A dog is an animal. It will react
as it's instincts and training tell it to.
Granted, there may be some of these dogs that have built in behavior problems but I guarantee you that very few of those dogs "just snap". 99 times out of a hundred, you, as an owner, know your dog.
If you don't, then you shouldn't be an owner.
If you own a breed that has a reputation for having strong aggressive instincts, then the responsibility is on you, *as the owner* to make smart choices for the animal and *train* it to behave. Why?
Because the dog cannot make smart choices for itself. This is an animal that regularly eats it's own poop and vomit, for heaven's sake!
The smartest dog on record had the intelligence of your *average* four year old child. I don't know about you, but the four-year-old kids I have met haven't been that bright.
Would you leave a four year old child in a room full of hazardous materials and choking hazards? Who would you blame if you heard hat a child had died in such circumstances? The kid? The parent?
The owner damn well knows if his or her dog doesn't like strangers or is overly aggressive, and as a result, the owner is the one responsible for putting the dog in a situation where it's bad behavior can get out of hand.
If I had a dog that I knew for a fact had a problem, I wouldn't leave it unsupervised where it might interact with others, period.
Now if my dog bites your ass while you are in my house without my permission (far more likely to lick you to death, but whatever), then he'll get a "Good boy!" from me because he's doing his job.
If on the other hand, I take him for a walk, and we happen to bump into each other, and I don't stop you from petting him and he bites your hand, then that is 100%
*my fault*.
If he gets loose from the yard somehow, and bites a kid or eats a cat? Also
*my fault* for not securing him better.
If you don't think being responsible for your animals is fair, then *don't get one*. Being a responsible pet owner is part of the damn deal.

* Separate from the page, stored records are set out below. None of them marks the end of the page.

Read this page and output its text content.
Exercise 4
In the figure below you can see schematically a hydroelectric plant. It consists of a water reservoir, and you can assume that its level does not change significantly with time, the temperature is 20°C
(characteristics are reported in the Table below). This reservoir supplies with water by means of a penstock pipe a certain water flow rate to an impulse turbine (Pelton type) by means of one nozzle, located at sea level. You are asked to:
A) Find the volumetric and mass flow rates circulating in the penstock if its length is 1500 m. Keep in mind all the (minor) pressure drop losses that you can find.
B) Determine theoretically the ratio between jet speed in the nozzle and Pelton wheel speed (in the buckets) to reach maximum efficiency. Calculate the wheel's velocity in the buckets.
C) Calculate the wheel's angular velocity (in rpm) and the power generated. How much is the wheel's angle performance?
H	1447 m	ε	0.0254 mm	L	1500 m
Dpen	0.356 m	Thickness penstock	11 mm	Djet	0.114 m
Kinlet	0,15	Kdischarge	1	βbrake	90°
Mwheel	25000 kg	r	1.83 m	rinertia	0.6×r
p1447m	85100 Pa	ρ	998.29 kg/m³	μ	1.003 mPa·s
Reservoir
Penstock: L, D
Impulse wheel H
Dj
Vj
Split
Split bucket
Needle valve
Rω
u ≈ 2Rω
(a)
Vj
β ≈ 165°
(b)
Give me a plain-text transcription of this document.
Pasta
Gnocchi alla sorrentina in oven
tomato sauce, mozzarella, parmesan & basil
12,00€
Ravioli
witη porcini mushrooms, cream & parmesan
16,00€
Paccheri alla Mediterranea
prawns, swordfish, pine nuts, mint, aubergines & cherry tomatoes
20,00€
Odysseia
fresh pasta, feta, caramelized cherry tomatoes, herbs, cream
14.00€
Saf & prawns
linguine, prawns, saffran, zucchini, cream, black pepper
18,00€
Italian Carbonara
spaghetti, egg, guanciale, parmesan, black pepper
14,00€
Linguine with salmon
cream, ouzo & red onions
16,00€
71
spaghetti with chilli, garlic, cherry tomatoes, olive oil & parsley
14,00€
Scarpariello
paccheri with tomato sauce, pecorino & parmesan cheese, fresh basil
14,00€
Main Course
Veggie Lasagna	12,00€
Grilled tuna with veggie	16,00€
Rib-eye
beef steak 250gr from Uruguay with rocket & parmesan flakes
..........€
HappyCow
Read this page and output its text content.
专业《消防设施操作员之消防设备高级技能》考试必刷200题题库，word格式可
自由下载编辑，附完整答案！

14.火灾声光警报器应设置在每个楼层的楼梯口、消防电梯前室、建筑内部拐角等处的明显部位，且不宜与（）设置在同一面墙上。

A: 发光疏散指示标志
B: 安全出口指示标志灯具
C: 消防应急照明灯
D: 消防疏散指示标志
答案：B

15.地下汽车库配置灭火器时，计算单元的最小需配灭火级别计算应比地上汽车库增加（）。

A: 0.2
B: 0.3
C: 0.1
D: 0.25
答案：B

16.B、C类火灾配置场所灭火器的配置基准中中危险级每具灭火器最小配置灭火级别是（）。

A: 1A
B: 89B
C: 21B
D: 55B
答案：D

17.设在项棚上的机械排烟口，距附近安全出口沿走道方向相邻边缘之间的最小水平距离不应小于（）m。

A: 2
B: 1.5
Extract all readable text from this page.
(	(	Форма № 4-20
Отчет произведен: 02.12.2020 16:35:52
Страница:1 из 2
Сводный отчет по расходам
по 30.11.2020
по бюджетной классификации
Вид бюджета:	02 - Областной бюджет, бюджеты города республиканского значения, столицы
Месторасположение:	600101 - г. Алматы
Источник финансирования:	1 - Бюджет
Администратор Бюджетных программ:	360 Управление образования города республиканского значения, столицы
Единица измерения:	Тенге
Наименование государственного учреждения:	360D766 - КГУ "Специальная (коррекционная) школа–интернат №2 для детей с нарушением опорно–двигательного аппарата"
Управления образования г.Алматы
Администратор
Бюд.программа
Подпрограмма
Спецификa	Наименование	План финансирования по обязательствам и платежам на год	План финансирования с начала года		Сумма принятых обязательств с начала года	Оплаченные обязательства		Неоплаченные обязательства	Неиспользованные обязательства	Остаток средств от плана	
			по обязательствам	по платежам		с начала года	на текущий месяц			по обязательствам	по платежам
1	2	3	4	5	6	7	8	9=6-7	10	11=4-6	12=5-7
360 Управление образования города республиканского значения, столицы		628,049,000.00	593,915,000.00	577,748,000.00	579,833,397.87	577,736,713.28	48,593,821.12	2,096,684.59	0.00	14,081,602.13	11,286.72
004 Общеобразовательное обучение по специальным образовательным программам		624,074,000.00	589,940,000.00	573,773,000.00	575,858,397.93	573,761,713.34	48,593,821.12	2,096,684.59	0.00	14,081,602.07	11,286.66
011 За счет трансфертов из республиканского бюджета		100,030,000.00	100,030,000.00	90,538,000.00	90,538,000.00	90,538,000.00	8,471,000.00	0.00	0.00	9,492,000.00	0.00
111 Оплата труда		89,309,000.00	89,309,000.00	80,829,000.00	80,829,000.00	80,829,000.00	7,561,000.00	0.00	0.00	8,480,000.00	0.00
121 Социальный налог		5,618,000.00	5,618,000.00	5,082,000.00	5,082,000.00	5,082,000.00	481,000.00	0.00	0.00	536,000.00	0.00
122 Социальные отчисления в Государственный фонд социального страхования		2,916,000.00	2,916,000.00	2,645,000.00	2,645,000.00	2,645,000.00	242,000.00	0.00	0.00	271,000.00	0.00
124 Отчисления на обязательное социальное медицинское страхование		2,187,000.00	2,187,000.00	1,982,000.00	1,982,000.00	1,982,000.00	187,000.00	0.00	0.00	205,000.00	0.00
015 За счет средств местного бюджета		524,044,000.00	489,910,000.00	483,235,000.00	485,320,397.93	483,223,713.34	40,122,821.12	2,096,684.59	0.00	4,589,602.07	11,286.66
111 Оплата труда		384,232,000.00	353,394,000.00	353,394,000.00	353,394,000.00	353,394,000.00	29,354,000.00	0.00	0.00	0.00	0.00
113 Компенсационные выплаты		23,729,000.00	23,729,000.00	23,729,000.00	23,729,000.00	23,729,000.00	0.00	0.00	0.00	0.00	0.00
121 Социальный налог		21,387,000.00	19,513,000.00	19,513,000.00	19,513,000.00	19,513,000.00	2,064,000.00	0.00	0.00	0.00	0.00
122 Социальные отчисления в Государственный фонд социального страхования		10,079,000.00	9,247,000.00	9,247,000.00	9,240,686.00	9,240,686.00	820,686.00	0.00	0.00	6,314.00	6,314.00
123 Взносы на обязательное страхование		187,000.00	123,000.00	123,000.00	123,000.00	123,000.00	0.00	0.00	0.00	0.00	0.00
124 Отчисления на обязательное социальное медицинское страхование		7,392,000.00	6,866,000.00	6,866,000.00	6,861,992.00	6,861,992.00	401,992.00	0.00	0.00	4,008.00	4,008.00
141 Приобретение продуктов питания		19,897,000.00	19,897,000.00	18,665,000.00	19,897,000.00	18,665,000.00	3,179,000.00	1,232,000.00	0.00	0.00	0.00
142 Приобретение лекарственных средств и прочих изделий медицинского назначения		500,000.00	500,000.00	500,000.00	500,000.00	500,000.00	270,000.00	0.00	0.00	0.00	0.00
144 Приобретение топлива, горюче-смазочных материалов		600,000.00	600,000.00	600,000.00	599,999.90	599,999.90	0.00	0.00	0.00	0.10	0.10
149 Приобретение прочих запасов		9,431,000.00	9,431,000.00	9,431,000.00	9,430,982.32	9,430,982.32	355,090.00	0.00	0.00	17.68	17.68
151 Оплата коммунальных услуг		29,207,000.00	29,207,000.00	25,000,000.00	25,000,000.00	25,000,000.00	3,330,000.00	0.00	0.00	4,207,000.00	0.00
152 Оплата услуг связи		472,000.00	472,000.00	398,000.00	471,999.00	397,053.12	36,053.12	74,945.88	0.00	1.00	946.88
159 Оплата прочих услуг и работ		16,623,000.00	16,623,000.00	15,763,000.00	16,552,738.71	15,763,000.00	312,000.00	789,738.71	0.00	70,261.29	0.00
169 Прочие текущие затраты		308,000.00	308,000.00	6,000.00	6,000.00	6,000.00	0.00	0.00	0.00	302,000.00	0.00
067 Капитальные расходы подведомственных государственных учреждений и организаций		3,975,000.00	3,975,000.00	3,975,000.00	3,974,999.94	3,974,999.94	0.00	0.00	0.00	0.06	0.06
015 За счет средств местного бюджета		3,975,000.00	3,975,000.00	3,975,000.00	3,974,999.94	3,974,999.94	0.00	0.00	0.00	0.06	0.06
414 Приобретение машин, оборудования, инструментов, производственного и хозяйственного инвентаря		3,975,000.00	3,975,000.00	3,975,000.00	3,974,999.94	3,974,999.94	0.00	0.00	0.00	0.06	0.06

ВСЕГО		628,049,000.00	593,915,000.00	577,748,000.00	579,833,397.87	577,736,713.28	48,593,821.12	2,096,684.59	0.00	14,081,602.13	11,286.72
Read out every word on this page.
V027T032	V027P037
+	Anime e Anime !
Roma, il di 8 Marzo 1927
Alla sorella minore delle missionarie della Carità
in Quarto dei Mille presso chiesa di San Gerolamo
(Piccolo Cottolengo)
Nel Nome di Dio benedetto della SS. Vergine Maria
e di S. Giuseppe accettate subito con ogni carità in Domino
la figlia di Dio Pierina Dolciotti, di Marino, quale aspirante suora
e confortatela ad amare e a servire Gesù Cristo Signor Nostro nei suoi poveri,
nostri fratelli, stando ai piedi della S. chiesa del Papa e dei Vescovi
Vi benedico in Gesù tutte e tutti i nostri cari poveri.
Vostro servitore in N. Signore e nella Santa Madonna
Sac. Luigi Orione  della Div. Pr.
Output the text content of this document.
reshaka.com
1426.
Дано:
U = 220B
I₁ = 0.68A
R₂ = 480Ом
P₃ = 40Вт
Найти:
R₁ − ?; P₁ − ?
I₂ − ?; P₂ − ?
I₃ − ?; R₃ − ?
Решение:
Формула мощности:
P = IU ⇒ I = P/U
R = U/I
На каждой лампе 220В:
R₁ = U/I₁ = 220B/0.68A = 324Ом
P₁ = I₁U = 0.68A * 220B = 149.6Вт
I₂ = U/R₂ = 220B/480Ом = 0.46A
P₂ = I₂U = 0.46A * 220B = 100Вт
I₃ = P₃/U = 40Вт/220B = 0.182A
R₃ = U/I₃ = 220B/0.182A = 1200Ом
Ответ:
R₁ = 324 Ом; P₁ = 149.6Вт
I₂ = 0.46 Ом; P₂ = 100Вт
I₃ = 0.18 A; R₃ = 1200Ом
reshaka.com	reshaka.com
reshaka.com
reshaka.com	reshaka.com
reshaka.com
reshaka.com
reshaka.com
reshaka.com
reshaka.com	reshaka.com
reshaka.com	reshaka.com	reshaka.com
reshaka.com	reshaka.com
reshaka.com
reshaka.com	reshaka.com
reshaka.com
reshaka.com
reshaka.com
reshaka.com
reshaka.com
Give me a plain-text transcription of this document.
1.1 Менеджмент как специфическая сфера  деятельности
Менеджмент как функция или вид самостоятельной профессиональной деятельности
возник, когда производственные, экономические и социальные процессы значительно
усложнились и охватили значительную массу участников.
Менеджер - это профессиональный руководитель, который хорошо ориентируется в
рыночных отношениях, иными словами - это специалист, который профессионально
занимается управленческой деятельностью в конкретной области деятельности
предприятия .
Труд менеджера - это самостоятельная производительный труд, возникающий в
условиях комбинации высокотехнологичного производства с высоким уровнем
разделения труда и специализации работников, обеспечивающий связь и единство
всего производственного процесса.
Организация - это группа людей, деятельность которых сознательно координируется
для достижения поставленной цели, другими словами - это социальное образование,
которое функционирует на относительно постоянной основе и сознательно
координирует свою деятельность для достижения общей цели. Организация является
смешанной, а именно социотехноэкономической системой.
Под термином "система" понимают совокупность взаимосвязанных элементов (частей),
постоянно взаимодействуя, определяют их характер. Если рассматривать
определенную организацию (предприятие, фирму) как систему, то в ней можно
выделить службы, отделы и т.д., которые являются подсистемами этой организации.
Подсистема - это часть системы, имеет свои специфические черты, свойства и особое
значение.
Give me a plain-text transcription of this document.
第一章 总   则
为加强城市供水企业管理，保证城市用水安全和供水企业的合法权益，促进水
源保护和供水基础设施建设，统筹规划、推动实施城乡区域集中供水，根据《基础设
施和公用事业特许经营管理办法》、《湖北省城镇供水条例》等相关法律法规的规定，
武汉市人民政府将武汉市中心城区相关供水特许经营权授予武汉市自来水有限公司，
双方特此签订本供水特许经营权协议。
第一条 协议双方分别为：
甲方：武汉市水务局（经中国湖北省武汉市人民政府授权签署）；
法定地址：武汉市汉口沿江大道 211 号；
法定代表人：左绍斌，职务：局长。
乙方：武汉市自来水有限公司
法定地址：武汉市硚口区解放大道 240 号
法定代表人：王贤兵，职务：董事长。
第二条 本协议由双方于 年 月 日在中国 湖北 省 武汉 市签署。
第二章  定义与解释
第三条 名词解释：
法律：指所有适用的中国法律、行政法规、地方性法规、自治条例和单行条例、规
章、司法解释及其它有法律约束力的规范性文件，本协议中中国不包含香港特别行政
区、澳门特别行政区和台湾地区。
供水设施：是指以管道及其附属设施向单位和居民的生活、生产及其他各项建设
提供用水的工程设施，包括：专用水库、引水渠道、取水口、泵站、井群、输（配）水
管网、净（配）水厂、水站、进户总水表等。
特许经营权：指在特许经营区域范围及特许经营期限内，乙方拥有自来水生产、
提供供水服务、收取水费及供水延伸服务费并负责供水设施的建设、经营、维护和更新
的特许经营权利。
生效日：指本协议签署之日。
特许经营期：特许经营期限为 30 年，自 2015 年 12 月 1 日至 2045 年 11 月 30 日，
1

You don't get to go out and bring home a pitbull, raise it for 7 years and then say "oh the dog was a bad seed, it was totally violent, had the violence in it from birth, but I never saw this coming..." when it bites someone.
Either it's bad from birth, and you should have known better than to leave it unsupervised, or the dog ever showed a sign of violence and you didn't train it for the situation, and shouldn't have left it unsupervised because you, as the owner, know it isn't trained for it.
Blaming the dogs for these events always drives me nuts.